В огромном кабинете Кречета чувствовался сухой жар, словно мы оказались перед горнилом открытой доменной печи. Во рту у меня стало сухо, а из горла вырывался горячий воздух.
Умом я понимал, что кондиционеры поддерживают ровную температуру, та не поднимается и не падает, но сейчас я словно на поверхности Меркурия перед огромным, на полнеба, диском огромного Солнца. А оно все поднимается и поднимается из-за горизонта, а я не смею взглянуть...
Да и другие елозят взглядами по столу, переглядываются, тихие, как мыши в подполье. Кречет предпочитает атмосферу шумную, когда за столом все жужжат и переговариваются, бумаги и папки летают с края стола на другой край, а все телеэкраны на стене работают, настроенные на основные каналы. Помню, Хемингуэй предпочитал писать не в кабинете, а в шумном кафе, а Цезарю лучше работалось, когда вокруг было полно спорящих сенаторов.
И хотя два из этих каналов показывают то, что было на самом деле, но Кречет в курсе всего, что передают на всю страну и прочий мир, не имевший счастья вовремя войти в состав России.
Он кивнул, предлагая мне продолжить. Я перевёл дыхание, даже мне нелегко сказать такое, ведь я волей случая всажен именно в эту эпоху, когда принято говорить именно так, а не иначе, и чтобы сказать правду, требуется сперва сломать в душе тюремную решётку.
Как? сказал я. Это дело специалистов. Но штатовцы сейчас расползлись по всему миру. Они все воюющая сторона. Даже так называемые мирные туристы. Они стреляют в нас своим образом жизни: сексуальными свободами, неприятием любых ограничений, свободой от нравственных оков, что нас всё ещё достает и от чего мы все в глубине своих подленьких душ хотели бы освободиться! Я считаю возможным снабжать оружием и прочими нужными средствами разные террористические группы... которые будут взрывать автобусы с американскими туристами, убивать одиночек. А где невозможно их убивать, пусть бросают камни, плюют, выкрикивают ругань. Словом, для начала надо загнать этих пропагандистов обратно на свою сторону земного шара.
Кречет оглядел всех, рыкнул:
Надеюсь, никого не надо предупреждать, что будет за утечку информации?.. Нет? Тогда продолжим.
Мне это очень не нравится, заявил Коломиец упрямо, всё-таки наша роль в тотальном истреблении граждан США станет известна. Пусть и без явных доказательств. Я, конечно, понимаю, что США постоянно нарушают все международные договоры... грубо даже нарушают! Нехорошо очень, нецивилизованно. Однако же...

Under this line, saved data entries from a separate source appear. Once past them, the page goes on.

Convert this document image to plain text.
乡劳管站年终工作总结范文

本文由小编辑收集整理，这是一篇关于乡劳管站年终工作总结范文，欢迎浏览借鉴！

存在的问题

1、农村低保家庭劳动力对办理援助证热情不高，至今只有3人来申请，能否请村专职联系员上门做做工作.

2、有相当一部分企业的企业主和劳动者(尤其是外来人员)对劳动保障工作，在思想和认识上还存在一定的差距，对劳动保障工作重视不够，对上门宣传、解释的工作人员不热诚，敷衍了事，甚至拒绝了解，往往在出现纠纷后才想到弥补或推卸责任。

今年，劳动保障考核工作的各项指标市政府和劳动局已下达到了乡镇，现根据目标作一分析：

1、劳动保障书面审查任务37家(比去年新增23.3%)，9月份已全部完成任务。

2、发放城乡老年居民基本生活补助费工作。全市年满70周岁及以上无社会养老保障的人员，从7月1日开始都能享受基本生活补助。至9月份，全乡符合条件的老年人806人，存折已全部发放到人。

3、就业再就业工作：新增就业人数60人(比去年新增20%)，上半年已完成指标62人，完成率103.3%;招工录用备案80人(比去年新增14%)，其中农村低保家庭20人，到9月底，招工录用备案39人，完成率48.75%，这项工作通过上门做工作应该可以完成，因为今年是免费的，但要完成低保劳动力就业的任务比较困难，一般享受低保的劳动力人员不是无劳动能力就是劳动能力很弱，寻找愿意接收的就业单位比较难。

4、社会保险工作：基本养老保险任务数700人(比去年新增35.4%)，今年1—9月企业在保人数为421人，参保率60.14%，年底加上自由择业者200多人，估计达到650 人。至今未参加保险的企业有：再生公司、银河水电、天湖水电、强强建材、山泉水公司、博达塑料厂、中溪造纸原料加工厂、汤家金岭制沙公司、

Забайкалов по ту сторону стола взглянул на министра культуры с брезгливым удивлением:
Да что вы о нарушении договоров?.. Всерьез полагаете, что международные договора выполняют из чувства... ха-ха!.. порядочности? Или ещё чего-то такого же нематериального, не подкрепленного авианосцами и крылатыми ракетами?.. Договора, дорогой мой, заключают с теми, кого боятся. И выполняют все пункты до тех пор, пока боятся. А чего бояться сейчас нас, когда мы в такой... простите, Сруль Израилевич, дупе?
А я при чем? удивился Коган. Подумал, спросил подозрительно: На что вы всё-таки намёкиваете?

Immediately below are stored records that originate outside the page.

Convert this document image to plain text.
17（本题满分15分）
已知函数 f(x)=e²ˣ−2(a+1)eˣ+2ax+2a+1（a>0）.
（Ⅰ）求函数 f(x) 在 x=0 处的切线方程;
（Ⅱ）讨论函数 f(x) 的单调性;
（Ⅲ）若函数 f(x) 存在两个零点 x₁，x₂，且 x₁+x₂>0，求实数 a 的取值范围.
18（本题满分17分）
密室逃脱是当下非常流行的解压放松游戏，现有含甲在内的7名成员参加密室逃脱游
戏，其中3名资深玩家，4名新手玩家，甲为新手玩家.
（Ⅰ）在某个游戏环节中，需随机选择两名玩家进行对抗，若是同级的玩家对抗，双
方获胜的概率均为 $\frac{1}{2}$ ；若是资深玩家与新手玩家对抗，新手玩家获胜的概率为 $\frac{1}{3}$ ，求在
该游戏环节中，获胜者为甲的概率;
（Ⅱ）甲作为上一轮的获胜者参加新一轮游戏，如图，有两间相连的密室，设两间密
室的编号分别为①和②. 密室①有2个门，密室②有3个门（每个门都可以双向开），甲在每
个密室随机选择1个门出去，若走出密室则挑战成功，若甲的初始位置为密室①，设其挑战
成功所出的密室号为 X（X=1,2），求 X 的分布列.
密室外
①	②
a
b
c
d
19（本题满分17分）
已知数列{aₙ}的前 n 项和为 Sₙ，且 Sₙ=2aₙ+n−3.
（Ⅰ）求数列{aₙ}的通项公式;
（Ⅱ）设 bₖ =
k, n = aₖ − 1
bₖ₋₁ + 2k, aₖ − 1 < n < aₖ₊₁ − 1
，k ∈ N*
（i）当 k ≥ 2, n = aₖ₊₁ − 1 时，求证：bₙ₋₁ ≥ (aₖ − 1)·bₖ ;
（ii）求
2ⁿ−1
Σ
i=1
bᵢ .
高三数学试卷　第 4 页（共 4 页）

Это он вообще о финансах, пояснил благожелательно Краснохарев. Тоже подумал, брякнул: Деньги ведь не пахнут?
Кто-то хихикнул, разряжая обстановку. Я сказал настойчиво:
Тут Степан Бандерович засомневался, в самом ли деле великий Толстой призывал не брать французов в плен. Пусть прочтёт, всё-таки министр культуры!.. Там есть ещё одно важное рассуждение... Его в старых школах заучивали наизусть, потом стыдливо из программ выбросили. Это там, где Толстой обосновывает правоту тех, кто отбрасывает все «цивилизованные нормы» ведения войны, чтобы нанести противнику наибольший урон! Помните, о двух фехтовальщиках? Когда русский фехтовальщик увидел, что француз превосходит его, то отбросил изящную шпагу, схватил огромную дубину и стал дубасить француза так, что превратил его в кусок кровавого мяса! Это оправдано как Толстым, так и всем мировым сообществом, которое возвело Толстого на вершину. Ещё непонятно?..
Коган пробормотал, но услышали все:
Что уж непонятного. Когда самому даже вышептать страшно, прячемся за спины классиков...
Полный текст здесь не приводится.